Davno izumrli ogromni gmizavac iz doba mezozoika (grč.)
ETYM Greek dinos terrible + sauros lizard.
Any of a group of extinct reptiles living between 215 million and 65 million years ago. Their closest living relations are crocodiles and birds, the latter perhaps descended from the dinosaurs. Many species of dinosaur evolved over the millions of years during which they were the dominant large land animals. Most were large (up to 90 ft/27 m), but some were as small as birds and lizards, into which some evolved. There were carnivorous as well as herbivorous types. Early forms were bipedal, and some later forms remained so, although many herbivorous forms walked on four legs. Most became extinct 65 million years ago for reasons not fully understood, although many paleontological, astronomical, and ecological theories exist.
They never coexisted with the human species, which began to evolve only some 6 million years ago.
Dinosaurs are divisible into two unrelated stocks, the orders Saurischia and Ornithischia. Members of the former group possess a reptilelike pelvis and are mostly bipedal and carnivorous, although some are giant amphibious quadrupedal herbivores. Members of the latter group have a birdlike pelvis, are mainly quadrupedal, and entirely herbivorous.

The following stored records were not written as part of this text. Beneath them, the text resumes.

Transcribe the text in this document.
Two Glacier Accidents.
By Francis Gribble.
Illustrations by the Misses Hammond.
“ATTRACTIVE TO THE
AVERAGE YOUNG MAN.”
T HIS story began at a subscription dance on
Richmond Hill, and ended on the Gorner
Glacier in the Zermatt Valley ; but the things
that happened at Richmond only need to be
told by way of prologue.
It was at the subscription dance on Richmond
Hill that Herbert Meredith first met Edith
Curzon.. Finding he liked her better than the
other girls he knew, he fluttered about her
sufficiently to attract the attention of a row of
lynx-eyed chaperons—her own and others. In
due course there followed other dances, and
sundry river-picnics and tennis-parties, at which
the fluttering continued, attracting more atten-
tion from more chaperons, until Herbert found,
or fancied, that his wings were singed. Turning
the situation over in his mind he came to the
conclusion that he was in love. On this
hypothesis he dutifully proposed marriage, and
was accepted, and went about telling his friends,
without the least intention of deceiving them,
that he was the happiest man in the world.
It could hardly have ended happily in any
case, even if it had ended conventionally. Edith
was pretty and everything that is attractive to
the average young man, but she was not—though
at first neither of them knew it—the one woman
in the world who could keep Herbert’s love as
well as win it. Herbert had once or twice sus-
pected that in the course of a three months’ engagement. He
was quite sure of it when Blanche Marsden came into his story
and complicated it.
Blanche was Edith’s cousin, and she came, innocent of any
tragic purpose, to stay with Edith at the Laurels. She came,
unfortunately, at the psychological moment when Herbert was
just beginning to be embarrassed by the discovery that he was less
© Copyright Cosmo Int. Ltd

The Saurischia are divided into: Theropods, including all the bipedal carnivorous forms with long hindlimbs and short forelimbs (Tyrannosaurus, Megalosaurus); and Sauropods, including the large quadrupedal herbivorous and amphibious types with massive limbs, long tails and necks, and tiny skulls (Diplodocus, Brontosaurus).
The Ornithischia include a number of varied groups: Ornithopods, Jurassic and Cretaceous bipedal forms (Iguanodon) and Cretaceous hadrosaurs with duckbills; Stegosaurs, Jurassic quadrupedal dinosaurs with a double row of triangular plates along the back and spikes on the tail (Stegosaurus); Ankylosaurs, Cretaceous quadrupedal forms, heavily armored with bony plates (Nodosaurus); and Ceratopsians, Upper Cretaceous quadrupedal horned dinosaurs with very large skulls bearing a neck frill and large horns (Triceratops).
Brachiosaurus, a long-necked plant-eater of the sauropod group, was about 12.6 m/40 ft to the top of its head, and weighed 80 metric tons. Compsognathus, a meat-eater, was only the size of a chicken, and ran on its hind legs. Stegosaurus, an armored plant-eater 6 m/20 ft long, had a brain only about 3 cm/1.25 in long. Not all dinosaurs had small brains. At the other extreme, the hunting dinosaur Stenonychosaurus, 2 m/6 ft long, had a brain size comparable to that of a mammal or bird of today, stereoscopic vision, and grasping hands. Many dinosaurs appear to have been equipped for a high level of activity.
An almost complete fossil of a dinosaur skeleton was found in 1969 in the Andean foothills, South America; it had been a two-legged carnivore 6 ft/2 m tall and weighing more than 220lb/100 kg. More than 230 million years old, it is the oldest known dinosaur. Eggs are known of some species. In 1982 a number of nests and eggs were found in “colonies” in Montana, suggesting that some bred together like modern seabirds. In 1987 finds were made in China that may add much to the traditional knowledge of dinosaurs, chiefly gleaned from North American specimens. In 1989 and 1990 an articulated Tyrannosaurus rex was unearthed by a paleontological team in Montana, with a full skull, one of only six known. Tyrannosaurs were huge theropod dinosaurs of the Upper Cretaceous in North America and Asia.
Any of numerous extinct terrestrial reptiles of the Mesozoic era.